In my job, I regularly notice that developers who have recently started working with dependency injection in ASP.NET Core, or those who do not pay enough attention to this topic, have a list of misconceptions.

Some misconceptions cause bugs, while others lead to redundant coding. Let’s take a look at the ones I’ve found to be the most repetitive.

Scoped Class Created Only Once per Web Request

Developers can choose one out of three lifetimes when registering a class using dependency injection in ASP.NET Core: transient, scoped, and singleton.

Transient means that a new instance of the class is created every time it is requested from the DI container. Singleton means that a single instance of the class will be created for the entire application lifetime. It will be shared across web requests and disposed only on the application shut down.

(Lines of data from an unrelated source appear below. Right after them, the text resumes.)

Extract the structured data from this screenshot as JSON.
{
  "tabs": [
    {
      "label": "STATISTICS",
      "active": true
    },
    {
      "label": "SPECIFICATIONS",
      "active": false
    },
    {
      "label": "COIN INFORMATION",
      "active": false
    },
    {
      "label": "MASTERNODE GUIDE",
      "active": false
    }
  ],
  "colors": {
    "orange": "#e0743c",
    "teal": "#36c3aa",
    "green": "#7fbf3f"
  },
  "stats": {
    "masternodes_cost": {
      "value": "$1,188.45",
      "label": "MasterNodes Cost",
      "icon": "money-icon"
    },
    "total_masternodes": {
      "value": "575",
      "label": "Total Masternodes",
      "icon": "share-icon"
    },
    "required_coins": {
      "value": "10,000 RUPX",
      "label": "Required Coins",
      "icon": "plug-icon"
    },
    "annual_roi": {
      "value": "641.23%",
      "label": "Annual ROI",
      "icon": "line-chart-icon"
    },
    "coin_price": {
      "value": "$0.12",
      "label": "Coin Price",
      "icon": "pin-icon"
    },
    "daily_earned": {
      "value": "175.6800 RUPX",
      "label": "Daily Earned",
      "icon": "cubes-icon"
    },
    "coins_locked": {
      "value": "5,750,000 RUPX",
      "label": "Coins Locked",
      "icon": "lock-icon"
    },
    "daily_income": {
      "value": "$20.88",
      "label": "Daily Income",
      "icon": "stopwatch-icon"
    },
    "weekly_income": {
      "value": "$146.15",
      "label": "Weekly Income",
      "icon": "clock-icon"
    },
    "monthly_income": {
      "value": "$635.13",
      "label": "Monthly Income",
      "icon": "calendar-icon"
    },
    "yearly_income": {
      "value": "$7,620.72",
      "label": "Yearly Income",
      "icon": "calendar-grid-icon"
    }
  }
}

When the instance of the class should be created once per web request, developers use scoped lifetime:

public void ConfigureServices(IServiceCollection services)
{
services.AddScoped<IUserRepository, UserRepository>();
}

However, scoped lifetime does not guarantee that a scoped class is only created once for each web request. A scoped lifetime means the class will only be instantiated once in a given scope, but multiple scopes can be created in a single web request.

In simple words, in ASP.NET Core, scope is the area of code between instantiating an IServiceScope type and calling its Dispose method.

IServiceScope instance contains the ServiceProvider property that is used to resolve instances that were registered in ConfigureServices method.

If the same type within a scope is resolved multiple times, there will be always the same instance returned.